Les méandres qui figurent sur les corps ou autour des dragons sur les vases en bronzes sont de différents types : en  «C», en  «S» ou encore en  «T » ; vides ou remplis, selon la symbolique du yin et du yang. Ces méandres peuvent être rapprochés des caractères jiaguwen, associant une idée à un motif. Ils représentent ainsi les nuages ou la foudre, et s’associent aux représentations du dragon.

Différents motifs de méandres relevés sur des bronzes. © Li Xiaohong.

Vase You (dit la Tigresse). Bronze. Dynastie Shang (1500-1050 av. J.C.). Probablement du 11ème s. av. J.C. ©Musée Cernuschi.

Détail du dragon gravé à la base du vase You (dit la Tigresse). Bronze. Dynastie Shang.(1500-1050 av. J.C.). Probablement du 11ème s. av. J.C. ©Musée Cernuschi.
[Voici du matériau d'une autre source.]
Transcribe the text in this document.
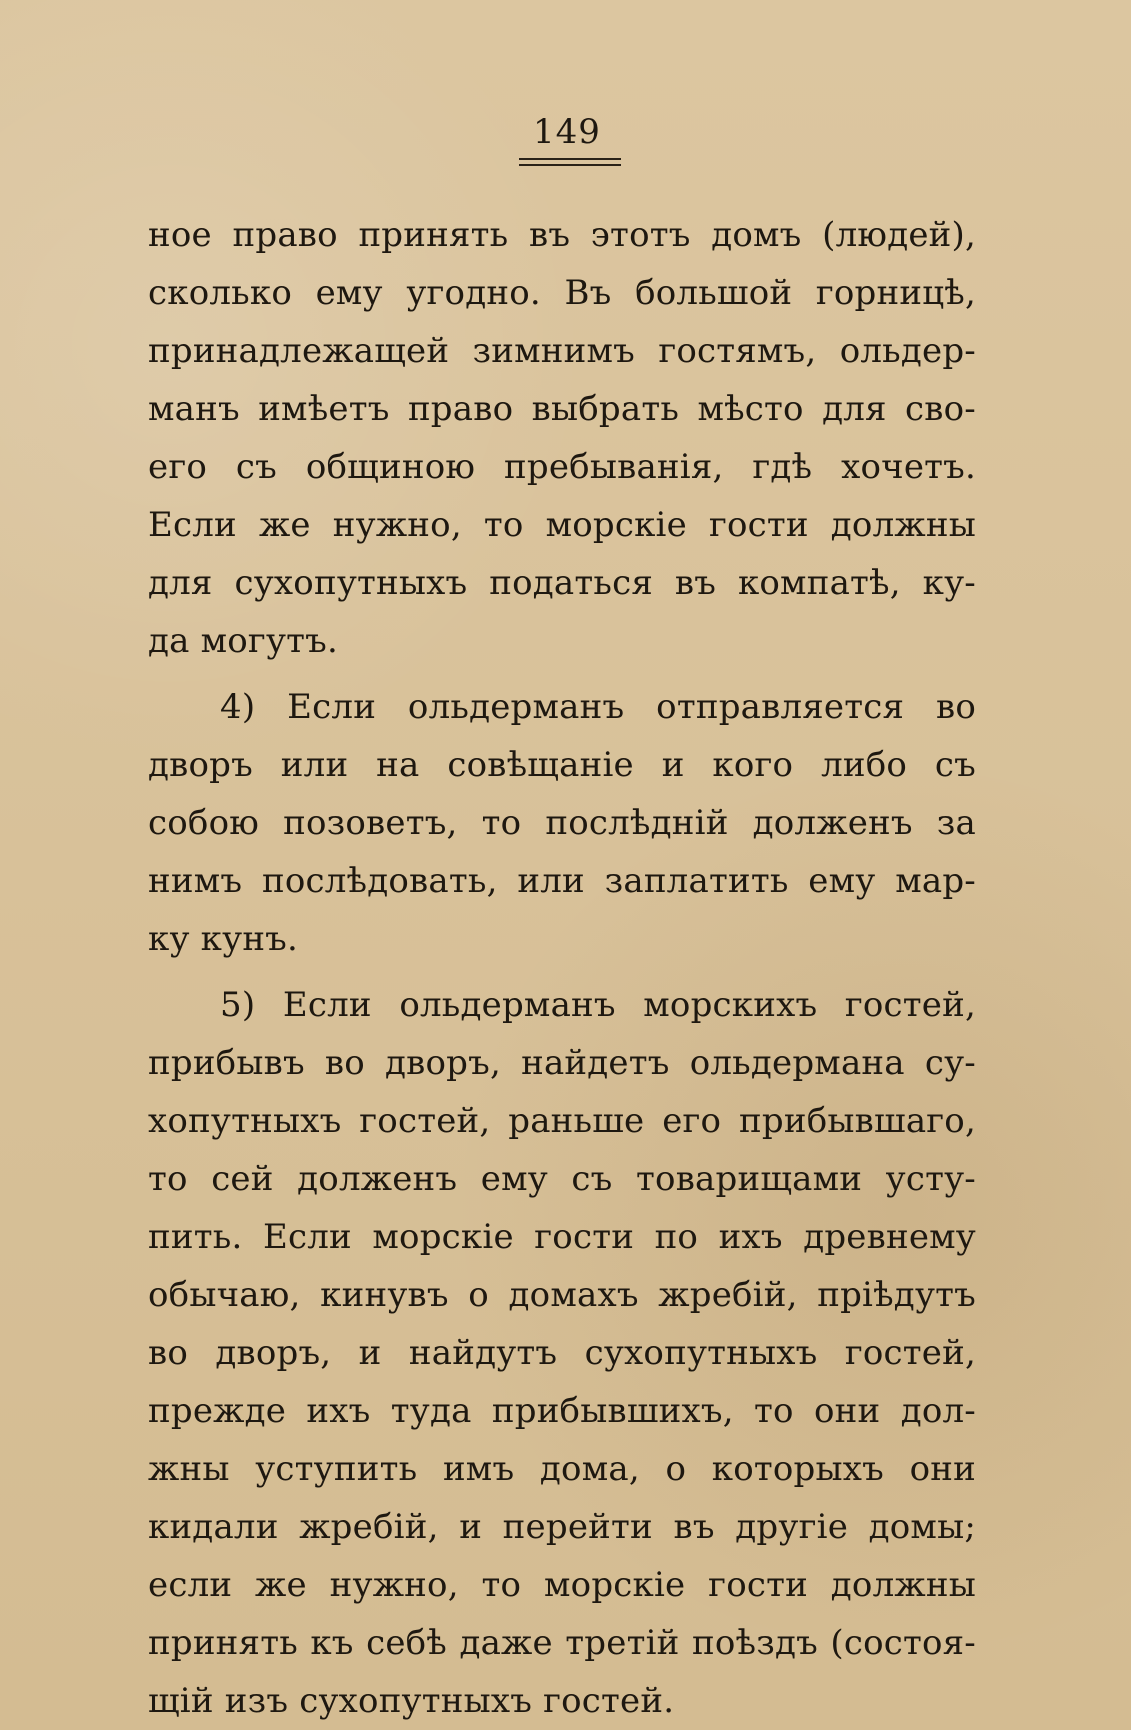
149
ное право принять въ этотъ домъ (людей),
сколько ему угодно. Въ большой горницѣ,
принадлежащей зимнимъ гостямъ, ольдер-
манъ имѣетъ право выбрать мѣсто для сво-
его съ общиною пребыванія, гдѣ хочетъ.
Если же нужно, то морскіе гости должны
для сухопутныхъ податься въ компатѣ, ку-
да могутъ.
4) Если ольдерманъ отправляется во
дворъ или на совѣщаніе и кого либо съ
собою позоветъ, то послѣдній долженъ за
нимъ послѣдовать, или заплатить ему мар-
ку кунъ.
5) Если ольдерманъ морскихъ гостей,
прибывъ во дворъ, найдетъ ольдермана су-
хопутныхъ гостей, раньше его прибывшаго,
то сей долженъ ему съ товарищами усту-
пить. Если морскіе гости по ихъ древнему
обычаю, кинувъ о домахъ жребій, пріѣдутъ
во дворъ, и найдутъ сухопутныхъ гостей,
прежде ихъ туда прибывшихъ, то они дол-
жны уступить имъ дома, о которыхъ они
кидали жребій, и перейти въ другіе домы;
если же нужно, то морскіе гости должны
принять къ себѣ даже третій поѣздъ (состоя-
щій изъ сухопутныхъ гостей.
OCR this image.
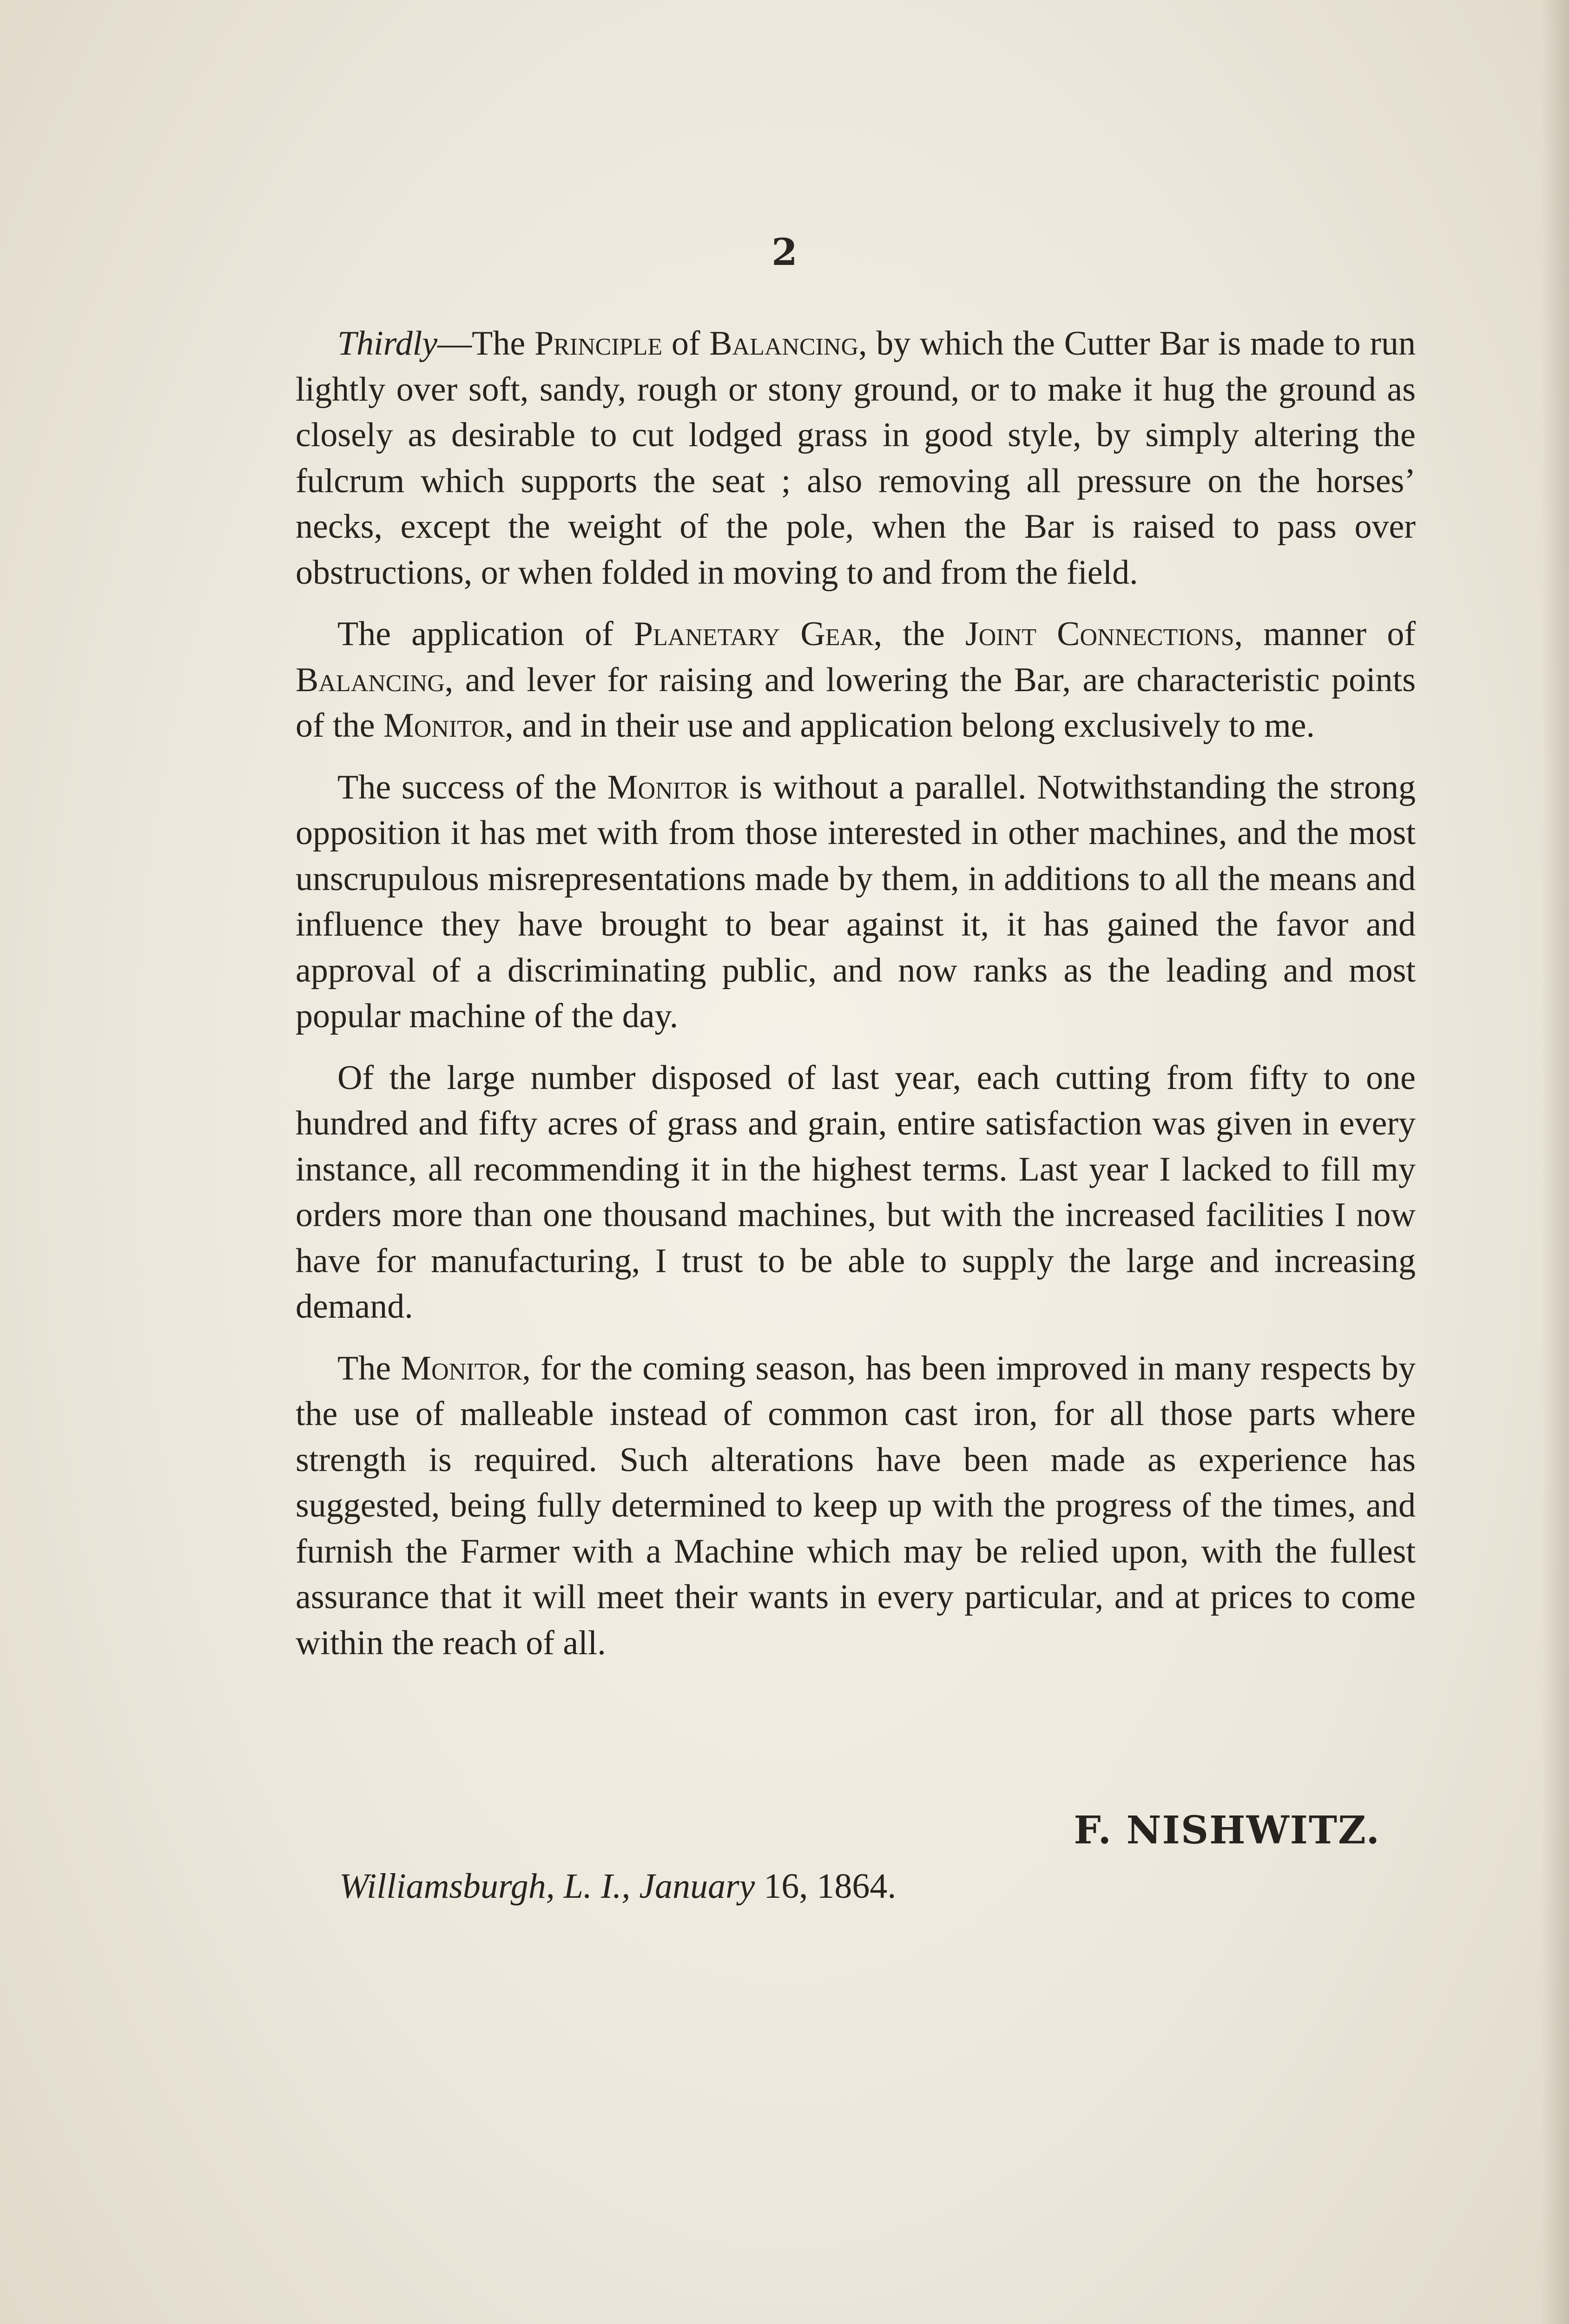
2

Thirdly—The Principle of Balancing, by which the Cutter Bar is made to run lightly over soft, sandy, rough or stony ground, or to make it hug the ground as closely as desirable to cut lodged grass in good style, by simply altering the fulcrum which supports the seat ; also removing all pressure on the horses’ necks, except the weight of the pole, when the Bar is raised to pass over obstructions, or when folded in moving to and from the field.

The application of Planetary Gear, the Joint Connections, manner of Balancing, and lever for raising and lowering the Bar, are characteristic points of the Monitor, and in their use and application belong exclusively to me.

The success of the Monitor is without a parallel. Notwithstanding the strong opposition it has met with from those interested in other machines, and the most unscrupulous misrepresentations made by them, in additions to all the means and influence they have brought to bear against it, it has gained the favor and approval of a discriminating public, and now ranks as the leading and most popular machine of the day.

Of the large number disposed of last year, each cutting from fifty to one hundred and fifty acres of grass and grain, entire satisfaction was given in every instance, all recommending it in the highest terms. Last year I lacked to fill my orders more than one thousand machines, but with the increased facilities I now have for manufacturing, I trust to be able to supply the large and increasing demand.

The Monitor, for the coming season, has been improved in many respects by the use of malleable instead of common cast iron, for all those parts where strength is required. Such alterations have been made as experience has suggested, being fully determined to keep up with the progress of the times, and furnish the Farmer with a Machine which may be relied upon, with the fullest assurance that it will meet their wants in every particular, and at prices to come within the reach of all.

F. NISHWITZ.
Williamsburgh, L. I., January 16, 1864.
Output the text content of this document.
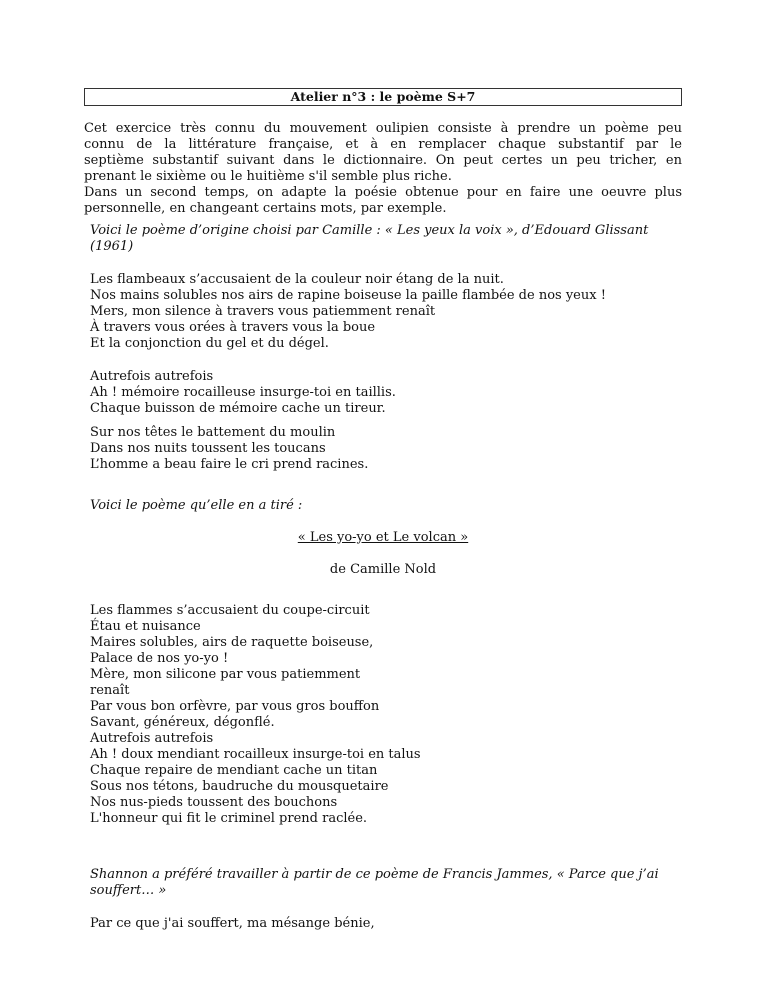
Atelier n°3 : le poème S+7

Cet exercice très connu du mouvement oulipien consiste à prendre un poème peu
connu de la littérature française, et à en remplacer chaque substantif par le
septième substantif suivant dans le dictionnaire. On peut certes un peu tricher, en
prenant le sixième ou le huitième s'il semble plus riche.
Dans un second temps, on adapte la poésie obtenue pour en faire une oeuvre plus
personnelle, en changeant certains mots, par exemple.

Voici le poème d’origine choisi par Camille : « Les yeux la voix », d’Edouard Glissant
(1961)
Les flambeaux s’accusaient de la couleur noir étang de la nuit.
Nos mains solubles nos airs de rapine boiseuse la paille flambée de nos yeux !
Mers, mon silence à travers vous patiemment renaît
À travers vous orées à travers vous la boue
Et la conjonction du gel et du dégel.
Autrefois autrefois
Ah ! mémoire rocailleuse insurge-toi en taillis.
Chaque buisson de mémoire cache un tireur.
Sur nos têtes le battement du moulin
Dans nos nuits toussent les toucans
L’homme a beau faire le cri prend racines.
Voici le poème qu’elle en a tiré :
« Les yo-yo et Le volcan »
de Camille Nold
Les flammes s’accusaient du coupe-circuit
Étau et nuisance
Maires solubles, airs de raquette boiseuse,
Palace de nos yo-yo !
Mère, mon silicone par vous patiemment
renaît
Par vous bon orfèvre, par vous gros bouffon
Savant, généreux, dégonflé.
Autrefois autrefois
Ah ! doux mendiant rocailleux insurge-toi en talus
Chaque repaire de mendiant cache un titan
Sous nos tétons, baudruche du mousquetaire
Nos nus-pieds toussent des bouchons
L'honneur qui fit le criminel prend raclée.
Shannon a préféré travailler à partir de ce poème de Francis Jammes, « Parce que j’ai
souffert… »
Par ce que j'ai souffert, ma mésange bénie,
La Tigresse de Cernuschi, un vase you destiné à contenir de l’alcool pour des pratiques rituelles, est un autre exemple remarquable des bronzes de l’époque Shang. Représentant un félin la gueule ouverte, enserrant une figure humaine contre son poitrail, cet objet a suscité l’intérêt de nombreux chercheurs et donné lieu à de multiples interprétations. Il pourrait s’agir de la représentation d’un chamane de l’époque Shang entrant en communication avec les dieux, ici symbolisés par le tigre. Il pourrait encore s’agir d’un sacrifice, dans un rituel pour éloigner les mauvais esprits ou pour la prospérité du pays. La représentation d’un imposant taotie pourrait signifier qu’il faille punir ceux qui prennent aux autres. Sous les Shang, la guerre appelle à un sacrifice et la victoire à une célébration rituelle.